O'Malley said the state has benefited from Brown's leadership in creating 4,000 jobs, expanding health care and curbing domestic violence.

Domestic violence was one of the topics Brown addressed from a personal point of view, reflecting on a family tragedy. In 2008, Brown's cousin Catherine Brown, 40, was shot and killed by her ex-boyfriend in Montgomery County. He and the governor set a goal of decreasing domestic violence rates by 25 percent.

Domestic violence can upend families' lives, he said.

As the event drew to a close with Brown and supporters hugging and shaking hands on stage to the sound of the Temptations' "Get Ready," Charles Griffin of Bowie commented that he liked what he heard.

"I think it was a great speech," said Griffin. "He hit a lot of tough issues that are at the forefront of everyone's mind."

Griffin, who described himself as a "big supporter" of Brown, said he especially appreciated the inclusive nature of Brown's speech and that class, race and ethnicity were not divisive elements in it.

"He genuinely cares about the community," he said pointing to Brown's military service and commitment to community service.
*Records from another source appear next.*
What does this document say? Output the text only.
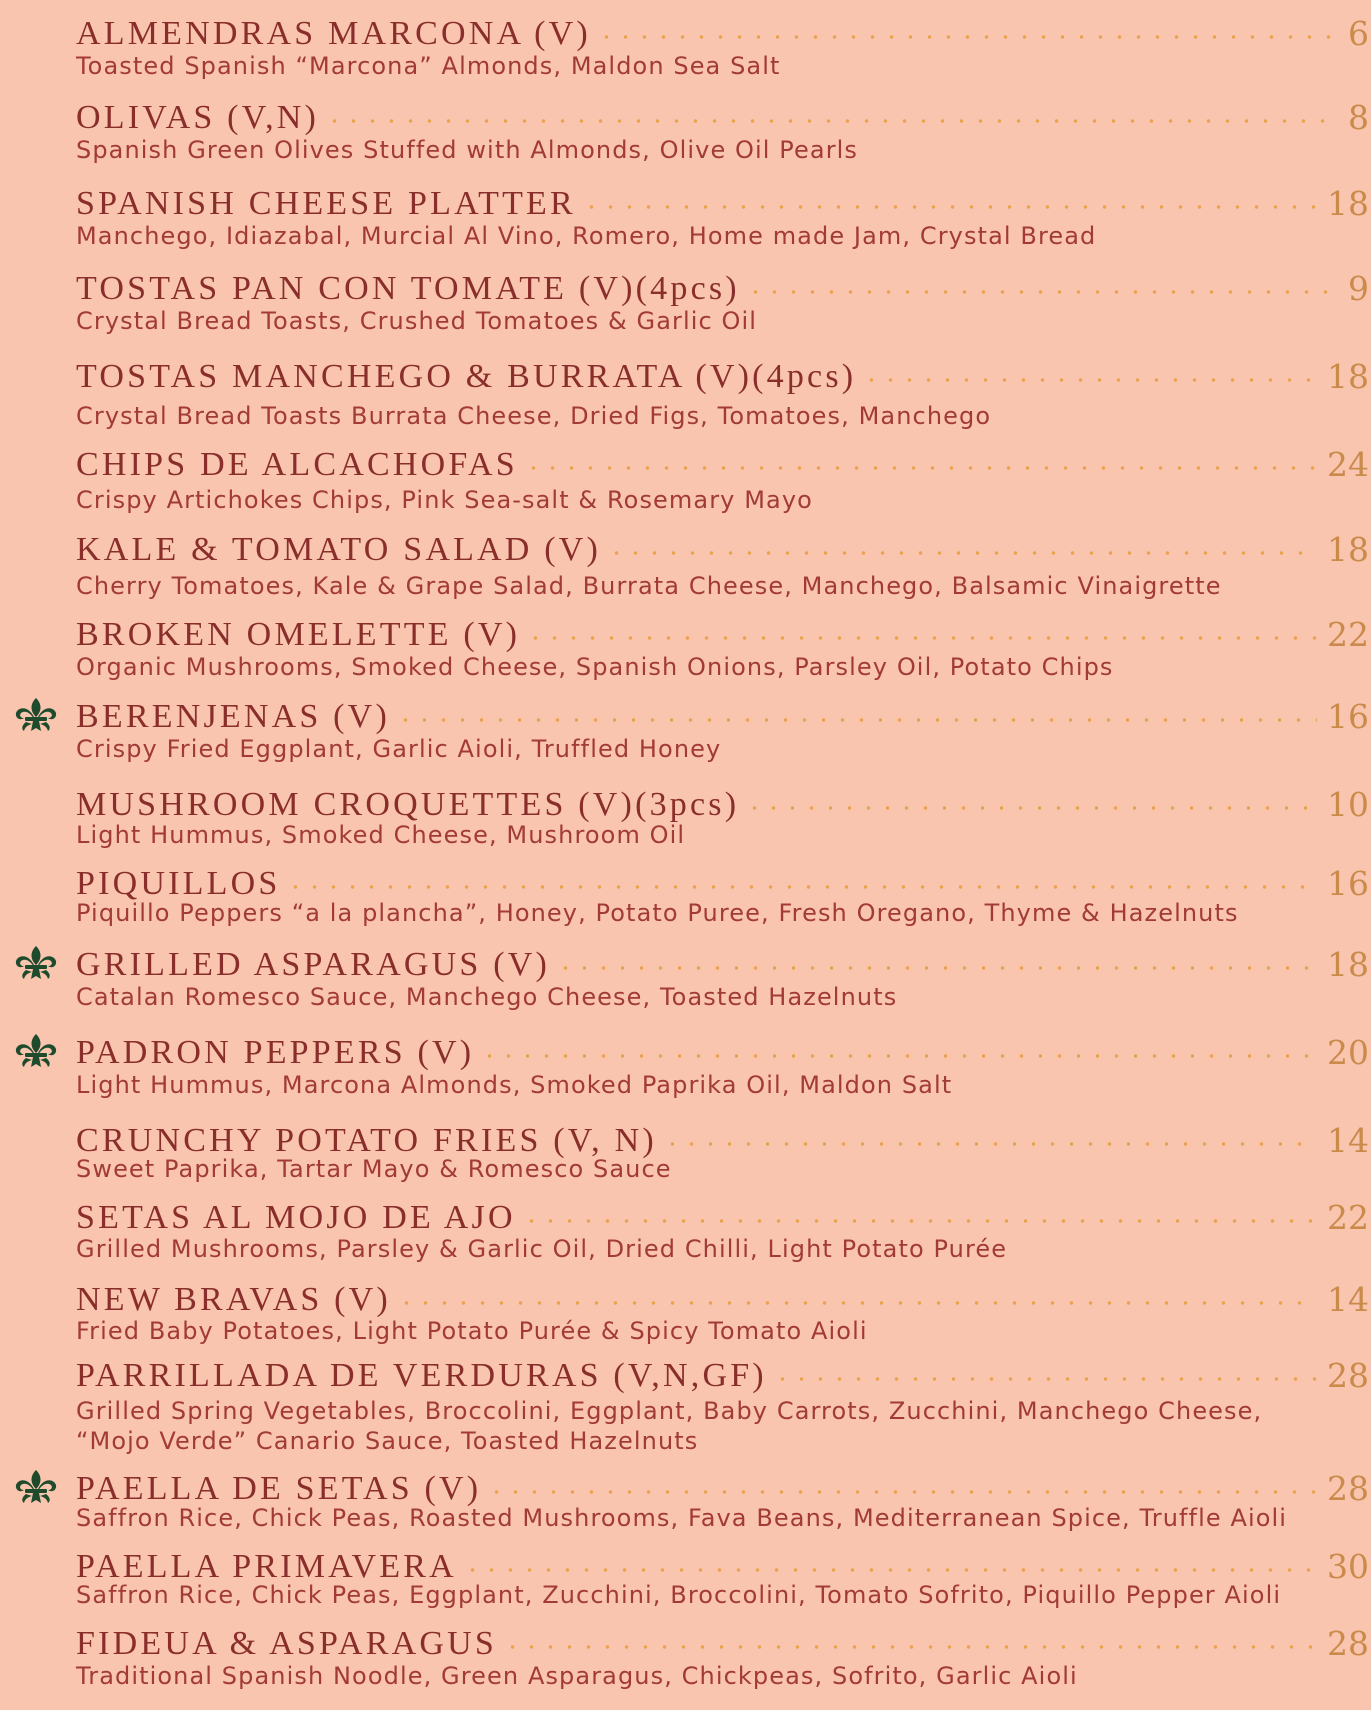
ALMENDRAS MARCONA (V)	6
Toasted Spanish “Marcona” Almonds, Maldon Sea Salt
OLIVAS (V,N)	8
Spanish Green Olives Stuffed with Almonds, Olive Oil Pearls
SPANISH CHEESE PLATTER	18
Manchego, Idiazabal, Murcial Al Vino, Romero, Home made Jam, Crystal Bread
TOSTAS PAN CON TOMATE (V)(4pcs)	9
Crystal Bread Toasts, Crushed Tomatoes & Garlic Oil
TOSTAS MANCHEGO & BURRATA (V)(4pcs)	18
Crystal Bread Toasts Burrata Cheese, Dried Figs, Tomatoes, Manchego
CHIPS DE ALCACHOFAS	24
Crispy Artichokes Chips, Pink Sea-salt & Rosemary Mayo
KALE & TOMATO SALAD (V)	18
Cherry Tomatoes, Kale & Grape Salad, Burrata Cheese, Manchego, Balsamic Vinaigrette
BROKEN OMELETTE (V)	22
Organic Mushrooms, Smoked Cheese, Spanish Onions, Parsley Oil, Potato Chips
BERENJENAS (V)	16
Crispy Fried Eggplant, Garlic Aioli, Truffled Honey
MUSHROOM CROQUETTES (V)(3pcs)	10
Light Hummus, Smoked Cheese, Mushroom Oil
PIQUILLOS	16
Piquillo Peppers “a la plancha”, Honey, Potato Puree, Fresh Oregano, Thyme & Hazelnuts
GRILLED ASPARAGUS (V)	18
Catalan Romesco Sauce, Manchego Cheese, Toasted Hazelnuts
PADRON PEPPERS (V)	20
Light Hummus, Marcona Almonds, Smoked Paprika Oil, Maldon Salt
CRUNCHY POTATO FRIES (V, N)	14
Sweet Paprika, Tartar Mayo & Romesco Sauce
SETAS AL MOJO DE AJO	22
Grilled Mushrooms, Parsley & Garlic Oil, Dried Chilli, Light Potato Purée
NEW BRAVAS (V)	14
Fried Baby Potatoes, Light Potato Purée & Spicy Tomato Aioli
PARRILLADA DE VERDURAS (V,N,GF)	28
Grilled Spring Vegetables, Broccolini, Eggplant, Baby Carrots, Zucchini, Manchego Cheese,
“Mojo Verde” Canario Sauce, Toasted Hazelnuts
PAELLA DE SETAS (V)	28
Saffron Rice, Chick Peas, Roasted Mushrooms, Fava Beans, Mediterranean Spice, Truffle Aioli
PAELLA PRIMAVERA	30
Saffron Rice, Chick Peas, Eggplant, Zucchini, Broccolini, Tomato Sofrito, Piquillo Pepper Aioli
FIDEUA & ASPARAGUS	28
Traditional Spanish Noodle, Green Asparagus, Chickpeas, Sofrito, Garlic Aioli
Carleen Townsend-Akpan of Upper Marlboro said she's been waiting for Brown to announce his candidacy and wanted to be there to support him.

"Basically, I feel both he and the governor have done a marvelous job in Maryland," said Townsend-Akpan. "I'm very proud of both of them."

She cited Maryland's top-ranking public education system, reasonable property tax rates, decreased crime and improvements to the state's health care delivery system as "very innovative and proactive," indicating that it is because of the O'Malley/Brown administration.

However others sitting at the tables eating hot dogs and hamburgers said they wanted to see specific issues addressed.

Barbara Lewis of Bowie said she is concerned about elections and voting.

"I want to know what they are going to do about the voting system," said Lewis, pointing out that she had to wait in line for five hours during the last presidential election. "He needs to correct that. The lines were as long as in voter suppression states. Why is that?"

Gloria Collins of Upper Marlboro said she hasn't decided who she is supporting for governor.

"I want to hear what the candidate has to say," said Collins. "I want to be informed."